L'appello arriva dopo che la Federazione belga ha espresso il suo “sconcerto” per la sentenza della FIFA, che è senza precedenti nella storia dei Mondiali. La tempistica dell'appello è fondamentale, poiché la partita tra Stati Uniti e Belgio è prevista per la tarda serata di lunedì. La FIFA ha ora tempo limitato per esaminare l'appello e prendere una decisione definitiva.
La decisione iniziale di annullare il cartellino rosso di Balogun ha scatenato un acceso dibattito, con l'ex presidente statunitense Donald Trump che ha persino pubblicamente celebrato l'esito. Il cartellino rosso è stato assegnato durante la partita contro la Bosnia, sollevando interrogativi sulla gravità del fallo e sull'applicazione delle misure disciplinari nel torneo.

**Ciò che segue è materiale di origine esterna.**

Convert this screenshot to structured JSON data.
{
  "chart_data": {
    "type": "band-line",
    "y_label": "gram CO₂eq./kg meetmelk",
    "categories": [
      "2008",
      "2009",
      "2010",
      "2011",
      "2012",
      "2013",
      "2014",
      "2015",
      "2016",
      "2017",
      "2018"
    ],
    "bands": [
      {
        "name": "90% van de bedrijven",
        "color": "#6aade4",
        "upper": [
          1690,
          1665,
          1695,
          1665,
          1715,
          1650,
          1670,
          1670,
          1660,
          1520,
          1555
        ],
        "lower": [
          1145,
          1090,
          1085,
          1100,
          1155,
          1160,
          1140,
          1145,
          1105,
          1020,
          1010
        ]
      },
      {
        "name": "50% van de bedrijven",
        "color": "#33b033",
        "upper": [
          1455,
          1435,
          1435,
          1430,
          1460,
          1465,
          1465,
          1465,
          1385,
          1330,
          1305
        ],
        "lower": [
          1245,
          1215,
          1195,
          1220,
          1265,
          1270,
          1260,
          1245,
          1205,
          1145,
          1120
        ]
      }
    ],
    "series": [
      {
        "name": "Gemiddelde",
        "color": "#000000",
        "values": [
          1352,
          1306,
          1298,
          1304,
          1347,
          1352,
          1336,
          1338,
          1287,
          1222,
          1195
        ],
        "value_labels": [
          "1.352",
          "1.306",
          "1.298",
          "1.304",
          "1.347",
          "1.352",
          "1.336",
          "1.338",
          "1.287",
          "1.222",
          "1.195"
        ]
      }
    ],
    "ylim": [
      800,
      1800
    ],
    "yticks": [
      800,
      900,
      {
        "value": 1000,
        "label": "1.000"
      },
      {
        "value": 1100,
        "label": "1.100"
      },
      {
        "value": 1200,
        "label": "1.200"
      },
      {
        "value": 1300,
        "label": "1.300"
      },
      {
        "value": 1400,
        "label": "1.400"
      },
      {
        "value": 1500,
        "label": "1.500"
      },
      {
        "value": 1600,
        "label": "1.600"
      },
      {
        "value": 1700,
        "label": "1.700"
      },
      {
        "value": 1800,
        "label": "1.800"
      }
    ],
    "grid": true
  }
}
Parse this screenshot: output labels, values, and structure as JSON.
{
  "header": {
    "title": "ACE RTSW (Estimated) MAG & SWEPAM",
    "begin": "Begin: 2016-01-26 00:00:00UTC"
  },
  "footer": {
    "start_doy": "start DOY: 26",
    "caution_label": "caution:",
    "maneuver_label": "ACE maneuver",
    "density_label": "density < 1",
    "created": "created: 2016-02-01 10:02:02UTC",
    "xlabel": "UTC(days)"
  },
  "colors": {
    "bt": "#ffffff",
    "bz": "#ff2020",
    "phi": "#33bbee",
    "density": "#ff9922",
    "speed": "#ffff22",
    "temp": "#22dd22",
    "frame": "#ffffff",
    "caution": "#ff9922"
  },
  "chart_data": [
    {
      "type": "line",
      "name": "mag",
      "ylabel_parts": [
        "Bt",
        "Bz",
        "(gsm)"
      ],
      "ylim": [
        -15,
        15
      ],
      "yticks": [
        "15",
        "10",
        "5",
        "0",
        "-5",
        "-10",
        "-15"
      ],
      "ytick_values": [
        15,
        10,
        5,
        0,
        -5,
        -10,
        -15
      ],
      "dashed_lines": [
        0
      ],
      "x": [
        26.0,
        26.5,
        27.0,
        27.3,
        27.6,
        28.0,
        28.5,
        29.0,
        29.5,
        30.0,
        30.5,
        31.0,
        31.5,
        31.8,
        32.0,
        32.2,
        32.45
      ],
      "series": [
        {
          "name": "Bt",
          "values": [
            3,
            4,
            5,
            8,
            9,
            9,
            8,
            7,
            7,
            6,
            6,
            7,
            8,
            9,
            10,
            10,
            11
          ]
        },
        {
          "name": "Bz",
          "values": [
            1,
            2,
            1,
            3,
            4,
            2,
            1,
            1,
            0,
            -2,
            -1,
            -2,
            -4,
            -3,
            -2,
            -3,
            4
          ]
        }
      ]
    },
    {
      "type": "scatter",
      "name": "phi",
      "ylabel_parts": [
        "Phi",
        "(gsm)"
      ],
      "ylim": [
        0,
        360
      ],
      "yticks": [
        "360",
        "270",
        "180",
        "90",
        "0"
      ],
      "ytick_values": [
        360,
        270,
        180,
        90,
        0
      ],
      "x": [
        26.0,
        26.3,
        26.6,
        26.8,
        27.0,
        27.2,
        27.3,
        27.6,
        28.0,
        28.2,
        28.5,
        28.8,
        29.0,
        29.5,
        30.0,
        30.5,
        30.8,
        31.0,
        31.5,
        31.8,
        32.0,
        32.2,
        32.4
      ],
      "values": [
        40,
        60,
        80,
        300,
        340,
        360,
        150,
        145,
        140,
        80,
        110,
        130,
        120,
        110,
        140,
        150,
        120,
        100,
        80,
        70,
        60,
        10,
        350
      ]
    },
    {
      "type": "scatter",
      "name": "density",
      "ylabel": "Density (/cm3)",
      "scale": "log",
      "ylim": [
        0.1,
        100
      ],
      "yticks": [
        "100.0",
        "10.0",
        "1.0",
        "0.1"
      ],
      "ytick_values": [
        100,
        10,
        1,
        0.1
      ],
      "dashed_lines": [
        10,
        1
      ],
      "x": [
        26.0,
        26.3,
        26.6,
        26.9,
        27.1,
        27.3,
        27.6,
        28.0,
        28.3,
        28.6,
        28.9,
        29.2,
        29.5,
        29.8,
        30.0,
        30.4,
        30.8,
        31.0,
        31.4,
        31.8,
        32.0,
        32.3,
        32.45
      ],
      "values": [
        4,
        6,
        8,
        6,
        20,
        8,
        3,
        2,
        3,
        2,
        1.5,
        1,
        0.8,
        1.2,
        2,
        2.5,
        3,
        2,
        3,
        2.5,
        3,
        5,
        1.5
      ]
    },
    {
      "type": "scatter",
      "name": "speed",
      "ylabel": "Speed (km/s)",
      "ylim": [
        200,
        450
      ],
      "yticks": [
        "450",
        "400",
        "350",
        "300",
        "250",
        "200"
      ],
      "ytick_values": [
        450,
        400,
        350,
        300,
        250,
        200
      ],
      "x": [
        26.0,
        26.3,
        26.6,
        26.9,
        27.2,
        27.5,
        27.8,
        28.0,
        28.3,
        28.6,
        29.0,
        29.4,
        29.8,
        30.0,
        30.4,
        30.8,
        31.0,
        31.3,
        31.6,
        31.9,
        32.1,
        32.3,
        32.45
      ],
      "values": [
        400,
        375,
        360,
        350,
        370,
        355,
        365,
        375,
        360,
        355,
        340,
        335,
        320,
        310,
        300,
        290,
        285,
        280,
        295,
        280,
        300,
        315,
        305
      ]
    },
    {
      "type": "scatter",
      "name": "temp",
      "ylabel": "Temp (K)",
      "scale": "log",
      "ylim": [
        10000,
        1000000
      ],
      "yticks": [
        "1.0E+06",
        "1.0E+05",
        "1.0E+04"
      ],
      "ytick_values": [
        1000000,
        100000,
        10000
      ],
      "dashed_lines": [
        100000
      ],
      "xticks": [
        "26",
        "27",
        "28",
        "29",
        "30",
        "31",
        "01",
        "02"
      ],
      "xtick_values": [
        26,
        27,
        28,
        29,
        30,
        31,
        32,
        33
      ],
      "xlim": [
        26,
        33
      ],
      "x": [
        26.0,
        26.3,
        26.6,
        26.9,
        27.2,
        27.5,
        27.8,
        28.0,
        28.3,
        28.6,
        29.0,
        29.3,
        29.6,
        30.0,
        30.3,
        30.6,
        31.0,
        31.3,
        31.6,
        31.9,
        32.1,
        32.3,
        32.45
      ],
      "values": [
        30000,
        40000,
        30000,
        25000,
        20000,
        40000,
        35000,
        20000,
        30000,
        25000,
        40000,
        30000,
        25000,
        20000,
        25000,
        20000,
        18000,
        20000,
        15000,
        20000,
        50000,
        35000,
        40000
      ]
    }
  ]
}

Balogun è diventato un giocatore chiave per la nazionale statunitense, avendo collezionato le sue prime presenze nel 2022. La scorsa stagione è stato in prestito allo Stade de Reims in Ligue 1, segnando 21 gol in 37 presenze, prima di tornare all'Arsenal. La sua capacità di guidare l'attacco e creare opportunità da gol lo rende un elemento prezioso per la USMNT. L'esito di questo appello avrà un impatto diretto sulla sua disponibilità per una partita cruciale e potrebbe influenzare significativamente le possibilità degli Stati Uniti di progredire nella competizione. Si prevede una risoluzione da parte della FIFA prima del calcio d'inizio.
Questa situazione evidenzia il crescente scrutinio sull'arbitraggio e le decisioni del VAR nei principali tornei internazionali, e il potenziale di controversie quando le decisioni vengono annullate.